Cameroun : après plusieurs années de recul, les recettes pétrolières pourraient renouer avec la croissance dès 2028

Les recettes pétrolières du Cameroun devraient continuer de diminuer en 2027, prolongeant une tendance observée depuis plusieurs années. Toutefois, le gouvernement se montre optimiste quant à l’évolution du secteur, estimant que cette baisse marquera un point d’inflexion avant une reprise attendue à partir de 2028.

Les recettes issues de l’exploitation pétrolière continueront de subir une contraction en 2027, selon les projections du gouvernement camerounais. Cette évolution s’inscrit dans une dynamique baissière amorcée il y a près de cinq ans, sous l’effet conjugué de la baisse progressive de la production de certains champs matures et des fluctuations des cours internationaux des hydrocarbures.

Malgré cette perspective, les autorités se veulent rassurantes. Le ministre des Finances, Louis Paul Motaze, estime que l’exercice 2027 devrait constituer la dernière année de repli des revenus pétroliers avant un changement de tendance attendu dès 2028.

D’après les prévisions du gouvernement, les recettes pétrolières devraient progressivement repartir à la hausse entre 2028 et 2029. Cette amélioration serait portée notamment par la montée en puissance de nouveaux projets d’exploitation, une meilleure valorisation des ressources nationales ainsi que des perspectives plus favorables sur le marché international de l’énergie.

Cette reprise attendue représente un enjeu majeur pour les finances publiques. Bien que le Cameroun poursuive ses efforts de diversification économique et de renforcement des recettes non pétrolières, les revenus tirés des hydrocarbures demeurent une composante importante du budget de l’État et contribuent au financement des investissements publics ainsi que de nombreuses politiques sociales.

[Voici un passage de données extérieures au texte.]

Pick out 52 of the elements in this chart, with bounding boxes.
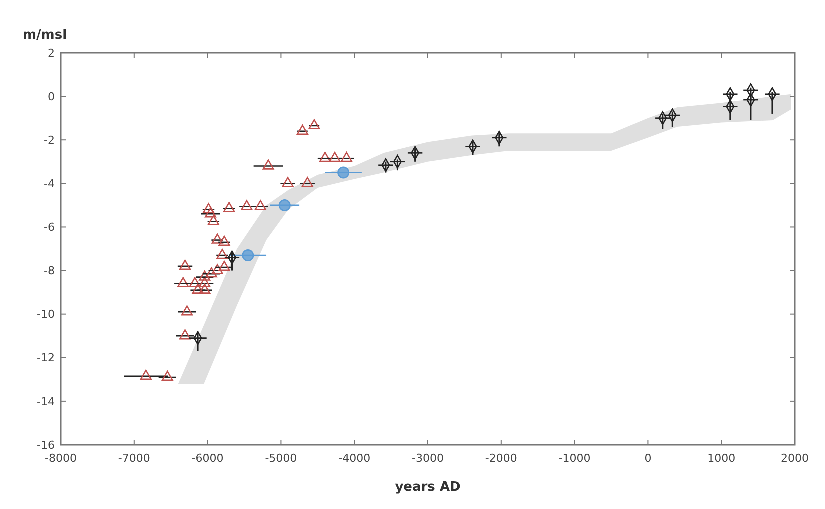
x-tick-label: -2000 — [485, 452, 518, 465]
y-tick-label: 0 — [48, 90, 55, 104]
point — [212, 264, 224, 274]
point — [199, 284, 211, 294]
point — [218, 260, 230, 272]
x-tick-label: 2000 — [781, 452, 809, 465]
point — [180, 260, 192, 270]
y-tick-label: -12 — [37, 352, 55, 365]
point — [296, 124, 308, 135]
point — [278, 199, 291, 212]
point — [338, 166, 350, 179]
x-tick-label: -4000 — [338, 452, 371, 465]
point — [204, 208, 216, 218]
point — [182, 306, 193, 316]
point — [140, 370, 152, 380]
point — [189, 277, 201, 288]
point — [203, 203, 214, 214]
y-tick-label: -2 — [44, 134, 55, 147]
point — [218, 236, 230, 246]
y-tick-label: 2 — [48, 46, 55, 60]
point — [199, 270, 211, 281]
point — [224, 202, 236, 212]
point — [308, 119, 320, 130]
x-tick-label: 0 — [644, 452, 652, 465]
point — [208, 215, 220, 226]
x-tick-label: -3000 — [412, 452, 444, 465]
point — [282, 177, 294, 188]
point — [178, 277, 190, 288]
point — [319, 152, 331, 162]
point — [192, 284, 204, 294]
point — [302, 177, 314, 188]
x-tick-label: -7000 — [118, 452, 150, 465]
y-tick-label: -14 — [37, 395, 55, 408]
point — [180, 330, 192, 340]
y-tick-label: -4 — [44, 178, 55, 191]
y-tick-label: -10 — [37, 308, 55, 322]
point — [262, 160, 274, 170]
x-axis-title: years AD — [395, 480, 461, 495]
y-tick-label: -6 — [44, 221, 55, 234]
point — [212, 234, 224, 244]
x-tick-label: -8000 — [45, 452, 77, 465]
point — [162, 370, 174, 382]
point — [199, 277, 211, 288]
y-axis-title: m/msl — [23, 28, 68, 43]
y-tick-label: -8 — [44, 264, 55, 278]
point — [206, 268, 218, 278]
point — [216, 248, 228, 260]
y-tick-label: -16 — [37, 438, 55, 452]
x-tick-label: -1000 — [558, 452, 591, 465]
x-tick-label: 1000 — [708, 452, 736, 465]
x-tick-label: -5000 — [265, 452, 298, 465]
x-tick-label: -6000 — [192, 452, 224, 465]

Le gouvernement entend ainsi poursuivre les réformes destinées à améliorer la mobilisation des recettes internes tout en préparant le retour progressif de meilleures performances dans le secteur pétrolier. Cette stratégie vise à réduire la dépendance aux fluctuations des cours mondiaux tout en consolidant les équilibres budgétaires à moyen terme.

Les projections annoncées traduisent la volonté des autorités de s’appuyer sur une gestion prudente des finances publiques, en anticipant les évolutions du secteur extractif et en créant les conditions d’une croissance plus durable des ressources de l’État au cours des prochaines années.